London forces are extremely weak, but if a molecule is large, they can add up to a noticeable effect. For example, the stronger the force of attraction between molecules, the more energy has to be used to separate them. When one heats a liquid, at a certain temperature the molecules separate and become a gas. We call the temperature at which this happens the boiling point; molecules with stronger intermolecular forces have higher boiling points. Larger molecules tend to have higher boiling points than smaller molecules because the London forces between them make the molecules stick together more. Table 5-1 shows a group of non-polar molecules of increasing size. As molecular size increases, the boiling points increase as a result of increasing London forces.

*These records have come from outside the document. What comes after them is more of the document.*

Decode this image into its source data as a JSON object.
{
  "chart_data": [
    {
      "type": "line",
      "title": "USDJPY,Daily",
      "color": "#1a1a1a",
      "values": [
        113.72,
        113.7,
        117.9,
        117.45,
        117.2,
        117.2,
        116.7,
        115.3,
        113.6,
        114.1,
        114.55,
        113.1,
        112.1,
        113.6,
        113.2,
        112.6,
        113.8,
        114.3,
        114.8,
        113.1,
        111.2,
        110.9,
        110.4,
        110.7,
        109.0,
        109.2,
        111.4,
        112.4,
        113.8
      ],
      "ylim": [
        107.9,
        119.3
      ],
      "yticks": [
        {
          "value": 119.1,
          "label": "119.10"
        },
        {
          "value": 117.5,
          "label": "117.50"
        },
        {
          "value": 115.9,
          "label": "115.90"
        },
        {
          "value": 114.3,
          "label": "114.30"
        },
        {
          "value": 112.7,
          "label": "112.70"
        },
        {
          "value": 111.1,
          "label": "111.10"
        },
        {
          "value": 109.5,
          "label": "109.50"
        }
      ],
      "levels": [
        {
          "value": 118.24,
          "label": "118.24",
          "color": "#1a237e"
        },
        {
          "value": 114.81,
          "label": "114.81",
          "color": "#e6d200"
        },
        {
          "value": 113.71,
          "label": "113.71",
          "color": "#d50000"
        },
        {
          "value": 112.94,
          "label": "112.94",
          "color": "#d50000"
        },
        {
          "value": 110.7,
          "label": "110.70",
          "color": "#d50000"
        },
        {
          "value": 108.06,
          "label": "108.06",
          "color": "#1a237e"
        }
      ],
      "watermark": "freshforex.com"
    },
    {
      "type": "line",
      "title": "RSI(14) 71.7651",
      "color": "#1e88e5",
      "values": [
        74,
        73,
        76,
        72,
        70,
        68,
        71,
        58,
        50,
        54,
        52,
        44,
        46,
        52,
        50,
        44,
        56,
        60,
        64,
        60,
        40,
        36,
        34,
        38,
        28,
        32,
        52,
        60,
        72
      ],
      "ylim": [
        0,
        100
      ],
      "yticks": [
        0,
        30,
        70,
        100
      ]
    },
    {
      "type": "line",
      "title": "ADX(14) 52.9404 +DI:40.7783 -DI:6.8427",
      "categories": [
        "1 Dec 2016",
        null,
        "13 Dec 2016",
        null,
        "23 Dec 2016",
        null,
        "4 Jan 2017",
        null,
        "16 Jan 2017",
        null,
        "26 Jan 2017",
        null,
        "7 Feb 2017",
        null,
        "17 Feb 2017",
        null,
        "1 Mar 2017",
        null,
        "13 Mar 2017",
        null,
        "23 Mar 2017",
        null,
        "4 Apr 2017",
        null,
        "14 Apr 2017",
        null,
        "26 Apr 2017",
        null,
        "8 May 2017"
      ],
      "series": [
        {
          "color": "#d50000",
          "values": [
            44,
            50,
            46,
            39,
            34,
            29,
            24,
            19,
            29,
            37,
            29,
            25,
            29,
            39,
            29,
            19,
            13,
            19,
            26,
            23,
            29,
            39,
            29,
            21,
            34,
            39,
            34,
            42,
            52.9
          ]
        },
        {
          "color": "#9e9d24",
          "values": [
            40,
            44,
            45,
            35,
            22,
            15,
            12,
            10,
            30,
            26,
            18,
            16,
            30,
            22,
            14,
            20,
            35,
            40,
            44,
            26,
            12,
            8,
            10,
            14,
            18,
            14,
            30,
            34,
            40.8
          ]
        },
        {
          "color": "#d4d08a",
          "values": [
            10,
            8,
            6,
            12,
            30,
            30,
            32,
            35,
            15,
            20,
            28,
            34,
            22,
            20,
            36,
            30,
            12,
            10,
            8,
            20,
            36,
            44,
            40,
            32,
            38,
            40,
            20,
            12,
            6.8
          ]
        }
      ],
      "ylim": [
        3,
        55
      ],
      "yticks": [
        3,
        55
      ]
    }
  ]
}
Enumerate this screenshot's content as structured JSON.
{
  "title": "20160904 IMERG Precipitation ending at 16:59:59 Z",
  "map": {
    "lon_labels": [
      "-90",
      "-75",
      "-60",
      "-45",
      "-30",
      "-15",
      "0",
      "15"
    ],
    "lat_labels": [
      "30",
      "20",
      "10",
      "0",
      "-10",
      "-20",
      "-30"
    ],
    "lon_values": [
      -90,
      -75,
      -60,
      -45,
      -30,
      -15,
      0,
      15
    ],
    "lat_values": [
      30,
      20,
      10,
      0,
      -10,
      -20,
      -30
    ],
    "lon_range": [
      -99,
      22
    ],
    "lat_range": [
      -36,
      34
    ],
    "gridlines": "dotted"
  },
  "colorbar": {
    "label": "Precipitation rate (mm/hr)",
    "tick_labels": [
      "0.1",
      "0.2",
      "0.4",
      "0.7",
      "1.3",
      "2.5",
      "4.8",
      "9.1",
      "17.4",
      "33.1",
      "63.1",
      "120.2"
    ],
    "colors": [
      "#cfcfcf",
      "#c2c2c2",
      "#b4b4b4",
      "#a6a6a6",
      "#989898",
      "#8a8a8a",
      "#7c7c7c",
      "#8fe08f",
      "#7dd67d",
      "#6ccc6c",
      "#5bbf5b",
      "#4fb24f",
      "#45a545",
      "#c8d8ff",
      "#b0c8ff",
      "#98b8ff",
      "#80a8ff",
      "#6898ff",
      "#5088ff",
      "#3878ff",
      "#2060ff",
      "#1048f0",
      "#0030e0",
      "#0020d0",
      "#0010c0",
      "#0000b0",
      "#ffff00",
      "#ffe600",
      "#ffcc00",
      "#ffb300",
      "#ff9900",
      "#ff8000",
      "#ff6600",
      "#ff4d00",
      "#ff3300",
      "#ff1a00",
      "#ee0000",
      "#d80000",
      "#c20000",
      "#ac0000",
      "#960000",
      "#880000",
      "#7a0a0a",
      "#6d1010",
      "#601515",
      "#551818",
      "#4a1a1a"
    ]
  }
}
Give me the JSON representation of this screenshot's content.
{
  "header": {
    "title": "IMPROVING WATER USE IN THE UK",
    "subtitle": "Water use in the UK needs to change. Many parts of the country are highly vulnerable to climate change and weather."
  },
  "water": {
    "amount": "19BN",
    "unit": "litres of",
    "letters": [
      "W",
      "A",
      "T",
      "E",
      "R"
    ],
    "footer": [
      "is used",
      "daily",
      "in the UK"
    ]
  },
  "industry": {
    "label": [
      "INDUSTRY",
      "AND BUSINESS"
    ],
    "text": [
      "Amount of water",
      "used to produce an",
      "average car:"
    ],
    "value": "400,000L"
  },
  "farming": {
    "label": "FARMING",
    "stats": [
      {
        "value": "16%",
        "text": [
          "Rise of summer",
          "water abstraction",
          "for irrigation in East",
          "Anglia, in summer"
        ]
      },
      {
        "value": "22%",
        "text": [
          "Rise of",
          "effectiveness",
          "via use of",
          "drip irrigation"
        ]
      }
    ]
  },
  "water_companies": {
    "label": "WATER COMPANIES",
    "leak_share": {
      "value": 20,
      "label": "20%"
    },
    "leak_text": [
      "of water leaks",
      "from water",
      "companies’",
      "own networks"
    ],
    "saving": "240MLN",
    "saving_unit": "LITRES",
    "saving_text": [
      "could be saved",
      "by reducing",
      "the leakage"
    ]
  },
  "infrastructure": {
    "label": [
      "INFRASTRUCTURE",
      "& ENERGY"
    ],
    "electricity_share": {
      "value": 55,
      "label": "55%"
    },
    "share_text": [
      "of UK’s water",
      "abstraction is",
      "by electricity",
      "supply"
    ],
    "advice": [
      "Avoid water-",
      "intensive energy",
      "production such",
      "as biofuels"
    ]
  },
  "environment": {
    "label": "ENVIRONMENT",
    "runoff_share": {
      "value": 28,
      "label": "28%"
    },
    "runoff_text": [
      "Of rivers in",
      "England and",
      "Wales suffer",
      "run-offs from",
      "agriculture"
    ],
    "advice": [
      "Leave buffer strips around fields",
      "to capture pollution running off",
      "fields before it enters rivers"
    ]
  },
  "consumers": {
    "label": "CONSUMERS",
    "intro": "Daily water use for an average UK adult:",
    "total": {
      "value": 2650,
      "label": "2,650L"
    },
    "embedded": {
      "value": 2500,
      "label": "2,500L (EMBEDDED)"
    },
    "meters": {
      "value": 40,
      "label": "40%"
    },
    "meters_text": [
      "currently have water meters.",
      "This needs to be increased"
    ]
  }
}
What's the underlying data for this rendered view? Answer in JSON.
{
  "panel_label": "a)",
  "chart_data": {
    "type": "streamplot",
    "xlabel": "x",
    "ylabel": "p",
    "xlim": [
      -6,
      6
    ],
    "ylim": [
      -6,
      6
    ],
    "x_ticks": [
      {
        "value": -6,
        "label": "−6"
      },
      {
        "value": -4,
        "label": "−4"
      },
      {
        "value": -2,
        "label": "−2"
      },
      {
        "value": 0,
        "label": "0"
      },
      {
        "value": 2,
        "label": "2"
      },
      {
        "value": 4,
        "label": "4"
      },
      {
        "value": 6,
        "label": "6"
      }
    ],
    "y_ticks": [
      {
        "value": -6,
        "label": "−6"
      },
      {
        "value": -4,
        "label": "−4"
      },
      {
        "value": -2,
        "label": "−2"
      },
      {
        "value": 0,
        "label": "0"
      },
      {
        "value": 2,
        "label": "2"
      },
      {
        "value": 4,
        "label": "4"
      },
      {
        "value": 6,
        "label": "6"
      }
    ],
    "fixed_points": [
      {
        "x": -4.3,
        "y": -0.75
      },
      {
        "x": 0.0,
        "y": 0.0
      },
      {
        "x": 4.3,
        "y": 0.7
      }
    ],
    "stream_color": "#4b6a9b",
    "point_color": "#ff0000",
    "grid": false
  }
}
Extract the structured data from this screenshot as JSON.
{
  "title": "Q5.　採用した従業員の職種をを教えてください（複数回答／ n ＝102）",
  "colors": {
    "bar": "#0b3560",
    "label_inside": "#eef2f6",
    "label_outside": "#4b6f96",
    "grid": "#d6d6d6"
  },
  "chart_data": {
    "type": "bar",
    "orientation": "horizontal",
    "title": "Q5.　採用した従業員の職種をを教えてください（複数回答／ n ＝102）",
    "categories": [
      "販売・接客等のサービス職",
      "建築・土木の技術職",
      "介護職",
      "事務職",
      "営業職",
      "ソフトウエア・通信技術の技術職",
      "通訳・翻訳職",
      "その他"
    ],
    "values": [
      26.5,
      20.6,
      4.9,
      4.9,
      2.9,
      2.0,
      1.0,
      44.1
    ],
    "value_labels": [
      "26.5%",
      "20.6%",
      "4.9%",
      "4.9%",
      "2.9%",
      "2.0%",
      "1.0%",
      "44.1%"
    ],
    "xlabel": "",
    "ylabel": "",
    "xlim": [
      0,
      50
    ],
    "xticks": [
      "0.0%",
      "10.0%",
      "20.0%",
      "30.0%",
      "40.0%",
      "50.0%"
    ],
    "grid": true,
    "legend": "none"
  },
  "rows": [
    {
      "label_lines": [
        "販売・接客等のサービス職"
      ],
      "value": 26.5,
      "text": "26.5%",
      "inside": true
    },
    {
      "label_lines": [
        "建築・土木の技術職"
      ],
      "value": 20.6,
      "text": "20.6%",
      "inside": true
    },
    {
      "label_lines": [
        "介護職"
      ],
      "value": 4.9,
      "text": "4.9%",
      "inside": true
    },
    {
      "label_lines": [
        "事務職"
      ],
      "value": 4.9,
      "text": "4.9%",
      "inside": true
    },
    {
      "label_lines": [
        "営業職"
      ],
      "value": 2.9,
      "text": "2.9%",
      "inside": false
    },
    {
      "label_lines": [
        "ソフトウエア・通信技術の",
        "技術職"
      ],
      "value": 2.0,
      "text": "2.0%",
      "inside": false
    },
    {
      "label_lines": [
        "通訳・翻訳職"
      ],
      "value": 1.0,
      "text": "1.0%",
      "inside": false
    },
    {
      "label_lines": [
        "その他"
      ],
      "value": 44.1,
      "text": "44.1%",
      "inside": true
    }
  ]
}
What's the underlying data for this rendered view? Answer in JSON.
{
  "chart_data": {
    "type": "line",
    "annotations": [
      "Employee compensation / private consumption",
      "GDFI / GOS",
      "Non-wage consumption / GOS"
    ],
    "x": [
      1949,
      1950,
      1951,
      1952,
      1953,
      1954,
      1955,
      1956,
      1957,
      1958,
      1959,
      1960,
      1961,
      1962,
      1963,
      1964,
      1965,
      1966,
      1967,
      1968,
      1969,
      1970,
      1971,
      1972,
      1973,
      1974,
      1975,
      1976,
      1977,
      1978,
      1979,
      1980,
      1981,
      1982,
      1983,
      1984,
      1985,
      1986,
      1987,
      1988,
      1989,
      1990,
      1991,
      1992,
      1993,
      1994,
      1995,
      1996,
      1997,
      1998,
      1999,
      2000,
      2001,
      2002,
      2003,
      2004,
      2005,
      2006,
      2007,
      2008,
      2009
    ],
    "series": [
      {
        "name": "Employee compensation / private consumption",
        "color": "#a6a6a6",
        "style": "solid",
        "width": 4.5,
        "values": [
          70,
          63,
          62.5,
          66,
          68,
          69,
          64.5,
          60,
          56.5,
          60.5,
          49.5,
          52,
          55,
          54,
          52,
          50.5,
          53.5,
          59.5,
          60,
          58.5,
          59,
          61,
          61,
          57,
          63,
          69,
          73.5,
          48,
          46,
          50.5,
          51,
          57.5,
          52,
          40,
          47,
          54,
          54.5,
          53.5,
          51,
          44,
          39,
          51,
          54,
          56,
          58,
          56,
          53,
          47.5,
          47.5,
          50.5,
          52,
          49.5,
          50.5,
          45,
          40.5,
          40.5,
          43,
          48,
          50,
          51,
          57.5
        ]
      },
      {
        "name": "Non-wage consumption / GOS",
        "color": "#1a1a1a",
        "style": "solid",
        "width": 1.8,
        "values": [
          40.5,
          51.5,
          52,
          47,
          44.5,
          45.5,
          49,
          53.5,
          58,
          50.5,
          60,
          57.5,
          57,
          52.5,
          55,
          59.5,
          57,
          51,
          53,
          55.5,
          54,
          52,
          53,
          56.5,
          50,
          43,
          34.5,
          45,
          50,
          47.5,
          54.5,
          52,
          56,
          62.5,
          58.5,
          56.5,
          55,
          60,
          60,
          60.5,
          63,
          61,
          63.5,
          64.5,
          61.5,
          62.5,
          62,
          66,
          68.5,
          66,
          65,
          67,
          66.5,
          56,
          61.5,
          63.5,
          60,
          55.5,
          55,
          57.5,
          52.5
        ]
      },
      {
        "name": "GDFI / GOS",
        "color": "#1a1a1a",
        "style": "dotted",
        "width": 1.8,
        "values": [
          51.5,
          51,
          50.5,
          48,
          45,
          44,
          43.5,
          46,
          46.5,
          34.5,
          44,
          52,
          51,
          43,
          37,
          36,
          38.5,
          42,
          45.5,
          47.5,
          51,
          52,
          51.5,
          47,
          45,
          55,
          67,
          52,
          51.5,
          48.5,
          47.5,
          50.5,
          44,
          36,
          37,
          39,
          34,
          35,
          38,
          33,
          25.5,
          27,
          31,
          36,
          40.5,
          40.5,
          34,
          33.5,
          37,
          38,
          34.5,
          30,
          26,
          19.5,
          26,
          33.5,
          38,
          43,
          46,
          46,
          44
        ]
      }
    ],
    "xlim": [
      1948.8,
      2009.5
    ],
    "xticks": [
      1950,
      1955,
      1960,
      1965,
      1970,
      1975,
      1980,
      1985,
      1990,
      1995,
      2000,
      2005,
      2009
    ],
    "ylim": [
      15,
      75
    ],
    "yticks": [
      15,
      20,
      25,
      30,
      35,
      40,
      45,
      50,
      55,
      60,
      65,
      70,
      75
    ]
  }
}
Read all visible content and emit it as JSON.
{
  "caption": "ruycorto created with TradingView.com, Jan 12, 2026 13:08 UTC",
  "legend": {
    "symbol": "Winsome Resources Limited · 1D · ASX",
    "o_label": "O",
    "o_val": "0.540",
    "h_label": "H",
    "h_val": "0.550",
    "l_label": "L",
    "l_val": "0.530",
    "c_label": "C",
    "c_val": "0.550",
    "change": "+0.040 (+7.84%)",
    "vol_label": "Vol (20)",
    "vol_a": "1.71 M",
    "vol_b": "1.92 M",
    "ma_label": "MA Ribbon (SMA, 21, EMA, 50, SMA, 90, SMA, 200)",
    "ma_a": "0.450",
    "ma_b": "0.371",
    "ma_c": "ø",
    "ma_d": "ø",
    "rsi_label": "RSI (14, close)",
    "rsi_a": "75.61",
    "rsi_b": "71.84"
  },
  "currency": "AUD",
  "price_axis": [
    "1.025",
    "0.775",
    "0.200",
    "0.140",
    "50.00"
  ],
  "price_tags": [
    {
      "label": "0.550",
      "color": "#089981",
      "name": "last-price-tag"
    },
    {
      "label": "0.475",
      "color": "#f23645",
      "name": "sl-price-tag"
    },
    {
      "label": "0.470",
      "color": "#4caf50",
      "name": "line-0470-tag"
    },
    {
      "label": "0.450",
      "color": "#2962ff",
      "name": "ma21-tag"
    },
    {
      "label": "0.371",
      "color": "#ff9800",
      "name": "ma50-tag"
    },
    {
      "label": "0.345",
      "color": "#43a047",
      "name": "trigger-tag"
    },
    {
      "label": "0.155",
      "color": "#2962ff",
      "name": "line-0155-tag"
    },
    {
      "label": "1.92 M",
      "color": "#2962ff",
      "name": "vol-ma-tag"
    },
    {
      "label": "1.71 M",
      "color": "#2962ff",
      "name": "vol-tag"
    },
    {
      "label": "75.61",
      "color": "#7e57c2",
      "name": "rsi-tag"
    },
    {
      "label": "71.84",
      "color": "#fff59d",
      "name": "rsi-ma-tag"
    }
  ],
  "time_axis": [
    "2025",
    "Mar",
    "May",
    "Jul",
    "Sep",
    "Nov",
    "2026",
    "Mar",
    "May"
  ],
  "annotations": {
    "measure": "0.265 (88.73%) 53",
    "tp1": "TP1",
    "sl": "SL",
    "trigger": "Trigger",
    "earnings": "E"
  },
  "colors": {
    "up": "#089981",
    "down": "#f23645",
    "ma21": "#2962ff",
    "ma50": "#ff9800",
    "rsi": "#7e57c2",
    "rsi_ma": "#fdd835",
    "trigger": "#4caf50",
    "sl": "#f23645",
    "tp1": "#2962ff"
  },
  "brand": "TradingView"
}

Table 5-1. London Dispersion Forces
Molecule (from smallest to largest)Boiling Point
methane, CH4-160°C
ethane, C2H6-89°C
propane, C3H8-42°C
butane, C4H10-1°C
pentane, C5H1236°C
hexane, C6H1469°C
heptane, C8H1899°C

In summary, while only certain molecules that have the proper sets of atoms present can hydrogen bond, ALL molecules have London dispersion forces. Also, all polar molecules, whether they can hydrogen bond or not, have dipole-dipole forces. In most molecular compounds, their liquid and solid forms are held together by combinations of all three of these intermolecular forces.


Dipole forces

The intermolecular forces of attraction between molecules that are polar.

Hydrogen bonding

A type of intermolecular attraction in which a hydrogen is shared between two very electronegative atoms atoms. This commonly happens when a hydrogen is attached to a nitrogen or an oxygen atom, and the hydrogen reaches out to a nearby lone pair to make a weak bonding interaction.

London dispersion forces

A type of intermolecular force that arises from brief, temporary dipoles in the electron cloud surrounding a molecule.

Van der Waals force

A collective term for intermolecular forces including London dispersion forces and dipole forces.